Les mêmes questionnements sont exprimés par Me Allouche, précisant toutefois qu’«il y a de nombreux détenus de droit commun n’ayant pas la chance d’être connus, qui souffrent de maladies dans les prisons. Un de mes mandants condamné à une lourde peine est atteint d’une sclérose en plaques très aiguë. J’avais demandé une expertise médicale qui m’a été refusée, et il a fallu attendre 5 ans pour que la Cour suprême accepte ma demande. La loi donne le droit au justiciable qui a fait la moitié de sa peine définitive de demander la liberté conditionnelle. Une commission au niveau de l’administration pénitentiaire statue généralement deux fois par an sur ces cas, bien sûr après le paiement des amendes et des sommes qui reviennent à la partie civile. Pour ce qui est de la liberté provisoire, c’est au  niveau du juge de siège que la demande du détenu est déposée ou au niveau de la Cour suprême lorsque son affaire est en cassation. 

Pourquoi ces demandes restent souvent sans réponse ? Certains détenus laissent toute leur santé en prison et, parmi eux, il y en a qui ne vivent pas longtemps après leur libération». Avocat de Djamel Ould Abbès, Farouk Ksentini affirme que son mandant est dans un «état assez inquiétant. Il a dépassé les 89 ans et traîne de nombreuses maladies qui l’obligent à rester en permanence en infirmerie sous observation médicale. Il a une condamnation définitive de 6 ans, dans le procès lié à sa gestion du département de la Solidarité. Les demandes de mise en liberté pour des raisons médicales n’ont toujours pas eu de réponse. Il risque de laisser sa vie en prison. Il est tout le temps alité et ne peut plus marcher. A son âge, il devrait être rendu à sa famille». M. Ksentini plaide pour une gestion «plus humaine» des détenus malades et âgés. Selon lui, «la loi le permet, il n’y a donc aucune objection à ce que le justiciable puisse bénéficier d’une liberté conditionnelle ou provisoire». 

Le défenseur de l’ancien Premier ministre Ahmed Ouyahia, incarcéré à la prison d’Abadla à Béchar, revient de son côté sur la commission chargée par l’administration pénitentiaire de statuer sur les cas de mise en liberté provisoire ou conditionnelle pour des raisons médicales. «C’est elle qui donne un avis sur les demandes après étude du dossier médical, lorsqu’il s’agit de liberté pour des raisons médicales et provisoires, mais la décision finale revient au magistrat de siège ou à celui de l’application des peines. Il y a nécessité de se pencher sur les cas des détenus malades qui nécessitent des soins particuliers qui, parfois, ne sont pas disponibles dans le secteur public, ou ceux dont l’état est irréversible.» Tous les avis se rejoignent pour interpeller les autorités judiciaires sur le maintien des détenus gravement malades en détention. La crainte de décès en milieu carcéral est omniprésente. 

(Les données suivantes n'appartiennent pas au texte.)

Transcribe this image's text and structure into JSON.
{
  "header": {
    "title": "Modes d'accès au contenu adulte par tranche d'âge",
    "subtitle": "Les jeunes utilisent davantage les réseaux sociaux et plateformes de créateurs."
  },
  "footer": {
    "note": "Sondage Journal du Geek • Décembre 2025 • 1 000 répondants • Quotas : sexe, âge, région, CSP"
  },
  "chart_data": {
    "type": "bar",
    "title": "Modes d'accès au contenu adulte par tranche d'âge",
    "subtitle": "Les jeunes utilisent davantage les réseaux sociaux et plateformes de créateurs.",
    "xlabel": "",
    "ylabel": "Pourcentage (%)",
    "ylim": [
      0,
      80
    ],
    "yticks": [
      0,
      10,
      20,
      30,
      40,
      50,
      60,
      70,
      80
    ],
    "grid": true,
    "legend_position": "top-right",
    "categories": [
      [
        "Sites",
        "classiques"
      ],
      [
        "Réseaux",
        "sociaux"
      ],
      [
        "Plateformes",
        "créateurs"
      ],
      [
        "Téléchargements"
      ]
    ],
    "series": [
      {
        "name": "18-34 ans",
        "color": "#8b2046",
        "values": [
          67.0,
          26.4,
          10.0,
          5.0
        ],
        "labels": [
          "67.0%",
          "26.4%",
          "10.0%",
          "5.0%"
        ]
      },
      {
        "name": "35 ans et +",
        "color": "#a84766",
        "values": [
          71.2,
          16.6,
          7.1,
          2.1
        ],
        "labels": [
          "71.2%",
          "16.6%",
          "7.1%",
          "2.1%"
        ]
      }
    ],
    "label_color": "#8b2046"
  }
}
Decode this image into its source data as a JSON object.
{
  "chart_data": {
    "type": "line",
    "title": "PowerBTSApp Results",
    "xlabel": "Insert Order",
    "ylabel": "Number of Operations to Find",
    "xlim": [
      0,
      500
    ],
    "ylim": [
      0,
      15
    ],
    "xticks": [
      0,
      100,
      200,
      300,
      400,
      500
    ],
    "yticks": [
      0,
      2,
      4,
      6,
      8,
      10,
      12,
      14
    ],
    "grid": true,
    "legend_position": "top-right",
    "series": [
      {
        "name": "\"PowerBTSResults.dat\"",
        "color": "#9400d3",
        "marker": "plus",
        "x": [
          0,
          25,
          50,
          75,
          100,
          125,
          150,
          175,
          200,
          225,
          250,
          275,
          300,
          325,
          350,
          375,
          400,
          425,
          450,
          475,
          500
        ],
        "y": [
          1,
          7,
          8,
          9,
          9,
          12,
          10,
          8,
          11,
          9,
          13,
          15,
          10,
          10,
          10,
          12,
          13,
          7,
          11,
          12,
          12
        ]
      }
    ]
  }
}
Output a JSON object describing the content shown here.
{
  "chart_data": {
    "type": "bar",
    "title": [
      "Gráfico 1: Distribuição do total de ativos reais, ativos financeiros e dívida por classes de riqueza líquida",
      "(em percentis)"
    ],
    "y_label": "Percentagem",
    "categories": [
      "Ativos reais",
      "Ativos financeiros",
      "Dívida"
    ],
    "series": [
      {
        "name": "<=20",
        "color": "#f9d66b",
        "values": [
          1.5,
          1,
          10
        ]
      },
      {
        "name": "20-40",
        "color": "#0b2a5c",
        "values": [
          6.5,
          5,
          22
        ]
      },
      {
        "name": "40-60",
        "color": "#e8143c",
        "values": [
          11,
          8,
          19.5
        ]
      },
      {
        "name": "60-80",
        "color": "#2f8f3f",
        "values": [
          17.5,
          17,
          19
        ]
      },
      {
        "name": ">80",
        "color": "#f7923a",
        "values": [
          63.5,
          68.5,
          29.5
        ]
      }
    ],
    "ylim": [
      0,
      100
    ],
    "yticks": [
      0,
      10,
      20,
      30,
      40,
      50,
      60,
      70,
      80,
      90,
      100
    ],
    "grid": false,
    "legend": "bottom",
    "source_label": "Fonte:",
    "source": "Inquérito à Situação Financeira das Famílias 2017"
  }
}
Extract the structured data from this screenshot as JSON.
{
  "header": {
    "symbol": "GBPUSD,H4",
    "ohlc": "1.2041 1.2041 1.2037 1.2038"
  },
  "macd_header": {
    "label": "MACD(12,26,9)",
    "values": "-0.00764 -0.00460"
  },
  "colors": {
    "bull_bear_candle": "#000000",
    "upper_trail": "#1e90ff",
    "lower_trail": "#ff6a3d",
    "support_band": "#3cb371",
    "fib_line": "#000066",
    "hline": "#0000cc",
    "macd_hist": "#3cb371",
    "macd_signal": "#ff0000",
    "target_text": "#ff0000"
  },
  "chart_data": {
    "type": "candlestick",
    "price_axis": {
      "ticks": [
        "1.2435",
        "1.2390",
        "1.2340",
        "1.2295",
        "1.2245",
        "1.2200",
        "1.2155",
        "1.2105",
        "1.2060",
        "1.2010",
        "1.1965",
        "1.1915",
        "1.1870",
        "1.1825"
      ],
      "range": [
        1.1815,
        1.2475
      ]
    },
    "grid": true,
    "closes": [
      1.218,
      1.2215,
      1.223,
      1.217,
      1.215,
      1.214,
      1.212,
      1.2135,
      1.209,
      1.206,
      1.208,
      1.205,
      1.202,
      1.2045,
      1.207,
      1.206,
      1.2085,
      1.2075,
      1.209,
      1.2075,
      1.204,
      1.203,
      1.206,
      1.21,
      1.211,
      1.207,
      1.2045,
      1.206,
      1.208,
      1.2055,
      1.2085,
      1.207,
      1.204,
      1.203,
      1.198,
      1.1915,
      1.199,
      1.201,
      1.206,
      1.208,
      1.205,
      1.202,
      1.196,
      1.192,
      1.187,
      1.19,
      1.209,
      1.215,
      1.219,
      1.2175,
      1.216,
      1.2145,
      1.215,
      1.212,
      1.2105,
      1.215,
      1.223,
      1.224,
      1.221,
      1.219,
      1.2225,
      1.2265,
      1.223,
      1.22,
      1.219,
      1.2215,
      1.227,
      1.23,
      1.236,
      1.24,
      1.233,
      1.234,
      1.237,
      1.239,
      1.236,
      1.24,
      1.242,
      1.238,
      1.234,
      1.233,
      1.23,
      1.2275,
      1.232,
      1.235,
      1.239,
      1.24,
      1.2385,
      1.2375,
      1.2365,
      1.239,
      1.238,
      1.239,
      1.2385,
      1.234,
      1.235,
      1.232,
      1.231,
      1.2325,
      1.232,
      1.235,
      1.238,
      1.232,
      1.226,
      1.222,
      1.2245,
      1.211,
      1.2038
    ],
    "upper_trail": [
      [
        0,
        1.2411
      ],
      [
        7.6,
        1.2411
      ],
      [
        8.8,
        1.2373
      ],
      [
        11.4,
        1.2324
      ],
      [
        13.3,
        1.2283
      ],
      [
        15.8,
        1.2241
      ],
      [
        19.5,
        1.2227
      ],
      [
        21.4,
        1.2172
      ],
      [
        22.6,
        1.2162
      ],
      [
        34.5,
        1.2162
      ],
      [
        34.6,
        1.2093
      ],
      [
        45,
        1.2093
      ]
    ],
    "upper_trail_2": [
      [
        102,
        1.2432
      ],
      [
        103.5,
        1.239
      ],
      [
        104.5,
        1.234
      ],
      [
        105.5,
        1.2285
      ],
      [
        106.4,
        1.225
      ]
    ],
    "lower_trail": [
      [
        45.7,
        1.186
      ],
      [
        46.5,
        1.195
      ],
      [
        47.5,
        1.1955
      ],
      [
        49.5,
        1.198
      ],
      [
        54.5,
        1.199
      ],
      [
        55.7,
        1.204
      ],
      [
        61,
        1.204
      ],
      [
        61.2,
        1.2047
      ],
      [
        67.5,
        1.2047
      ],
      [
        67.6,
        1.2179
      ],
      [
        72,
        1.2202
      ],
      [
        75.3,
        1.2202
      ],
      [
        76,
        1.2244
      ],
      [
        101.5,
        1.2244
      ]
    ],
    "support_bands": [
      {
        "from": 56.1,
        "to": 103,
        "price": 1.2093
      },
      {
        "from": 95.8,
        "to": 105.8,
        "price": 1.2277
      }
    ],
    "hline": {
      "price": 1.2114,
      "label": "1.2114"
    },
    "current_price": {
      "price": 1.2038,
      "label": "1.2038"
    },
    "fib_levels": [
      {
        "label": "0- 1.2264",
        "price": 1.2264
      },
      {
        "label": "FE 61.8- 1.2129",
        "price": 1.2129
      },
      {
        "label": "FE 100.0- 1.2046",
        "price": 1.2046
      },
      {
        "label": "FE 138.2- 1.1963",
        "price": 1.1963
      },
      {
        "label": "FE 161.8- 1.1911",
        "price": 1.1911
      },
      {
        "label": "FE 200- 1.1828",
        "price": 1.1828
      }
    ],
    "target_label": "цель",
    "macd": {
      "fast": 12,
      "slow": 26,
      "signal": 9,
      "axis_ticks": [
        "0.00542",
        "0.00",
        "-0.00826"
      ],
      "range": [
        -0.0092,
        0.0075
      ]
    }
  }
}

La mort de l’ancien ministre des Télécommunication Moussa Hammadi, du médecin Ali Lakhdari, trésorier de l’association Paix et solidarité (que présidait l’ex-ministre de la Solidarité, Djamel Ould Abbès), de Kamel Eddine Fekhar, sans compter celle, quelques années plus tôt, du journaliste Mohamed Tamalt et d’autres personnes enterrées anonymement ont fait tache d’huile et mis l’administration pénitentiaire et la justice dans l’embarras. Non pas parce qu’ils sont morts, mais justement parce qu’ils auraient pu bénéficier de la liberté pour des raisons médicales en raison de la dégradation de leur état de santé durant leur détention.